3. Let’s look at Manus again

The core process of Manus can be roughly divided into the following steps:

Task planning: Use advanced LLMs such as Claude 3.7 to receive user questions and plan a detailed To-Do List . For example, if a user enters "Help me analyze and summarize the recent hot trends in the field of AI " , the system will automatically break it down into subtasks such as " collect the latest AI -related news, search for relevant papers, summarize the main points, and write trend reports " .

Task distribution: After that, Manus will use a lighter-weight large model to intelligently determine which professional agent should handle each subtask . For example, data collection tasks can be assigned to browser operation agents, code analysis tasks to programming agents, and information retrieval tasks to search API agents, thus achieving automation and optimal distribution of tasks.

Execution agent: Each subtask is automatically executed by the corresponding intelligent agent. Manus currently relies mainly on three types of core agents:

Browser operation agent (can simulate manual web browsing and operation, similar to Operator )
Search API call proxy (quickly retrieve and call network information)
Agents that write code (automatically generate, debug, run code, and handle related technical tasks)

Result summary: When the subtasks are completed, the task summary generator (probably also Claude ) reads the ToDo List and the results of each subtask, integrates them into the final output, and generates documents in different formats.

Seeing this, we should have a question in our mind: where is the moat of agents like manus and gamma ? Will they be easily replaced as soon as large model manufacturers upgrade or more competing products are launched?

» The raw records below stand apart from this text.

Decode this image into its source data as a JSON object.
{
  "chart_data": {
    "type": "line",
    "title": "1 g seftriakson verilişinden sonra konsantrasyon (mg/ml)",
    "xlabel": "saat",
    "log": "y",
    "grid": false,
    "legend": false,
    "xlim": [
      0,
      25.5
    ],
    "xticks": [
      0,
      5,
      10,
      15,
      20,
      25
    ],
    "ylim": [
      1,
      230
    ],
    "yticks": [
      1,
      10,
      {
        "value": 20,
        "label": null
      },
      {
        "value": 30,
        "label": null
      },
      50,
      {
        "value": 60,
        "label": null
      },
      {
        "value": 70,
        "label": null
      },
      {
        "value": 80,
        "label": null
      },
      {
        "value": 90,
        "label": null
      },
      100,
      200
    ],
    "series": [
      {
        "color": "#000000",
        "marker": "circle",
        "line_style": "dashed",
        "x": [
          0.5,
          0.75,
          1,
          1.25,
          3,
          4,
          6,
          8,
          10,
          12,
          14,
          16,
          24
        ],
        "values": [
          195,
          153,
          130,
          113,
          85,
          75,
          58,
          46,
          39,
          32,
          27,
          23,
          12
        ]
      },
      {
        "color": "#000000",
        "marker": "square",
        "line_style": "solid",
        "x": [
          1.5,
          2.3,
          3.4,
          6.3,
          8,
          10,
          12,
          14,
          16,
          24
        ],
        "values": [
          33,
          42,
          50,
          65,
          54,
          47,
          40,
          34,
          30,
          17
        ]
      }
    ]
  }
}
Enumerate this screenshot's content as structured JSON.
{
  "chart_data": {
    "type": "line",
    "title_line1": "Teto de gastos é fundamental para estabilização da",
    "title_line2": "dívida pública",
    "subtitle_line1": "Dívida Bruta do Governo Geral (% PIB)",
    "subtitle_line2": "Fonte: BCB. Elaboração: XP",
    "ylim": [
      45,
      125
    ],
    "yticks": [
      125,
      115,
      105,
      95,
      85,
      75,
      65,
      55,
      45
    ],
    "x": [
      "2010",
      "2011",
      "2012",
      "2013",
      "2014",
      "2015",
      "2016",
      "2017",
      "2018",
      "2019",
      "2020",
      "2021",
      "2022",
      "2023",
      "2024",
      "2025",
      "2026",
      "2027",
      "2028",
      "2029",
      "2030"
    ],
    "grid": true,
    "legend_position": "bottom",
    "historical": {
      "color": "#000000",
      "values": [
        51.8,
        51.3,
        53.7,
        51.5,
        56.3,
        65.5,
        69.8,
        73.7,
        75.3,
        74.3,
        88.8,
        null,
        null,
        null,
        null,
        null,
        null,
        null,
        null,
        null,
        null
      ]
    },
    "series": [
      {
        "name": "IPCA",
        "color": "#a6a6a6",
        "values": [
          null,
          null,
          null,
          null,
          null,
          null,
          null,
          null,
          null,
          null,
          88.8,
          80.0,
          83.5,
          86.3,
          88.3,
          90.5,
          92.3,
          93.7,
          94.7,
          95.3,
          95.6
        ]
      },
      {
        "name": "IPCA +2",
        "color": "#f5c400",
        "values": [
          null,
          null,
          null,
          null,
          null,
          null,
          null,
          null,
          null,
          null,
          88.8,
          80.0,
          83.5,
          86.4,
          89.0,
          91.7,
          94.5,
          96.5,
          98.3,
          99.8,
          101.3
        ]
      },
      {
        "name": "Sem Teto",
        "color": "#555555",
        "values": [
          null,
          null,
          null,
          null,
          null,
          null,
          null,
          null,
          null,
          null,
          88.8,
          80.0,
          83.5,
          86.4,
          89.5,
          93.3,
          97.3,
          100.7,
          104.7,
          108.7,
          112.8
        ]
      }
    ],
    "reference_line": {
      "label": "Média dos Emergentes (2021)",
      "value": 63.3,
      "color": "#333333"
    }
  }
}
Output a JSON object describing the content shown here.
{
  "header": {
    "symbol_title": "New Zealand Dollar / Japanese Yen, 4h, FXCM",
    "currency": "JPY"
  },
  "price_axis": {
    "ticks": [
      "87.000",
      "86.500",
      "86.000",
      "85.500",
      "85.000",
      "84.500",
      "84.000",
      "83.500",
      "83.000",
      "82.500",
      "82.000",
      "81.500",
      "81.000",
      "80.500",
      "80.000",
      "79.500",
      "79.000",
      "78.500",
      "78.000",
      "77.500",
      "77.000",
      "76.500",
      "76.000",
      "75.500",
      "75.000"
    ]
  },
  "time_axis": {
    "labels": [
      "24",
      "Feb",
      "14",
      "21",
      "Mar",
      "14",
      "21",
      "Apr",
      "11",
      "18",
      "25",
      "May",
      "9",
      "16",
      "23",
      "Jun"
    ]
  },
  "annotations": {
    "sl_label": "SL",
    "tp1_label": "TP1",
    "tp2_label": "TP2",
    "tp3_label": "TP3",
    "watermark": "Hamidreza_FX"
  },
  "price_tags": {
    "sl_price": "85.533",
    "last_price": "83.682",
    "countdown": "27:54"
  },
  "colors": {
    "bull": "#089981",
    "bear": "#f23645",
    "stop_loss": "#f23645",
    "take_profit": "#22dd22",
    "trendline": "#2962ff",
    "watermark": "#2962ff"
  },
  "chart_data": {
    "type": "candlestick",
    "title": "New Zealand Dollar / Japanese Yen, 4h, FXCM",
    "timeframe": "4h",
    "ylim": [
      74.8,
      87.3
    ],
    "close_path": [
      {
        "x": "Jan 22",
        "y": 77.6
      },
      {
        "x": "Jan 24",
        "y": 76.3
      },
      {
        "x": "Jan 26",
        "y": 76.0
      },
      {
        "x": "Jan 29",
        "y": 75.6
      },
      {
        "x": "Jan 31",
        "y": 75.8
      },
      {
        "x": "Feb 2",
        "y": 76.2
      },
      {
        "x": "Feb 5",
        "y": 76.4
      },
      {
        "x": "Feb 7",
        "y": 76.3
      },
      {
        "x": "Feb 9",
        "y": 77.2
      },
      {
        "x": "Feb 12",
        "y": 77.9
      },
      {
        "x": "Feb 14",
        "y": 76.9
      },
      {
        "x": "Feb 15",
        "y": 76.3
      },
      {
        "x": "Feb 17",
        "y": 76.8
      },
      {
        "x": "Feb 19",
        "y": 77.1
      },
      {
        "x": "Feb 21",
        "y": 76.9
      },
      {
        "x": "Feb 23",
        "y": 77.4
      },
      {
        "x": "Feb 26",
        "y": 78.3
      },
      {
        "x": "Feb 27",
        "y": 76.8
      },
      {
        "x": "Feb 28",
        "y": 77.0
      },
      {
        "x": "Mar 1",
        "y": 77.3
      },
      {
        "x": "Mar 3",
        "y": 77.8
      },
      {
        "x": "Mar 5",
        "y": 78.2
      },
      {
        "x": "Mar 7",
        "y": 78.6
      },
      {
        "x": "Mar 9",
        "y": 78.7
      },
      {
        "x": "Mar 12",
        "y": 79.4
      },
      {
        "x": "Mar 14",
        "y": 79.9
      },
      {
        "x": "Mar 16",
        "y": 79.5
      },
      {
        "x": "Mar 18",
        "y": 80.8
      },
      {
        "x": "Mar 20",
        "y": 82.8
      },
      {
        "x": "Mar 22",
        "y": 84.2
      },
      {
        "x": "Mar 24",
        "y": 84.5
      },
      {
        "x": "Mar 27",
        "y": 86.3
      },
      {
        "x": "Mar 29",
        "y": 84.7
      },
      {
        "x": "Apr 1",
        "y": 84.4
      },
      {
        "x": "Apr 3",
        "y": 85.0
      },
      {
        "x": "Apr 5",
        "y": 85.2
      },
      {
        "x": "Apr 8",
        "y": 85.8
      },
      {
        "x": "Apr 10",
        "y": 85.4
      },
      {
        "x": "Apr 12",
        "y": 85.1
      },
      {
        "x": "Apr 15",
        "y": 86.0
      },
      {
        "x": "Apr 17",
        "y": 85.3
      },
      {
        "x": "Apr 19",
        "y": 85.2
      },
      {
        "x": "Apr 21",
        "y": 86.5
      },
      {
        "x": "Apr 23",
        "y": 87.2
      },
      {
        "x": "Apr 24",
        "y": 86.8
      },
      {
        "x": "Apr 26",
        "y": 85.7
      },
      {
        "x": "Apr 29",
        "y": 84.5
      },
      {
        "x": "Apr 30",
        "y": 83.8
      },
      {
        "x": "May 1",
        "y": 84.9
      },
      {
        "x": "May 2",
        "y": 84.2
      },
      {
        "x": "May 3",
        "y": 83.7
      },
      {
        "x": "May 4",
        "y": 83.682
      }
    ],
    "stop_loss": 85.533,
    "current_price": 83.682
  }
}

The core moat of agent- like products is not simply the underlying model and general technology. What really determines their competitiveness is " product experience " and " user mind " . The most critical reason why these excellent agent products can accumulate users in a short period of time is that they have built an efficient, smooth and innovative experience process around actual needs, and used intelligent means to solve the " last mile " problem that LLM (large language model) itself is difficult to solve . For example, Manus realizes the automated disassembly of complex tasks and multi- agent collaboration, and Gamma greatly reduces the threshold for content structuring and visualization conversion.

Furthermore, the moat is also reflected in the product team's deep insight into demand and unremitting attention to detail. Continuously iterating and optimizing processes based on user feedback, establishing a unique interaction paradigm and service ecosystem, all of which are difficult for latecomers to catch up with in the short term.

Just like national-level applications such as WeChat, what really "sticks" users to the platform may not be the most cutting-edge underlying technology, but the ultimate product experience, rich ecology and solid user habits. In the process of constantly improving its own usage process, Agent products are also gradually building their own high thresholds - whoever can first seize the user's mind and shape the industry paradigm will become an " entry-level " brand under the new wave of AI .

Therefore, technological progress is certainly important, but a deeper moat is often contained in product experiences such as "enjoyable to use", "high efficiency" and "ability to solve practical problems". Only by constantly optimizing and evolving according to user needs can we truly achieve the accumulation of competitive barriers and the precipitation of brand value.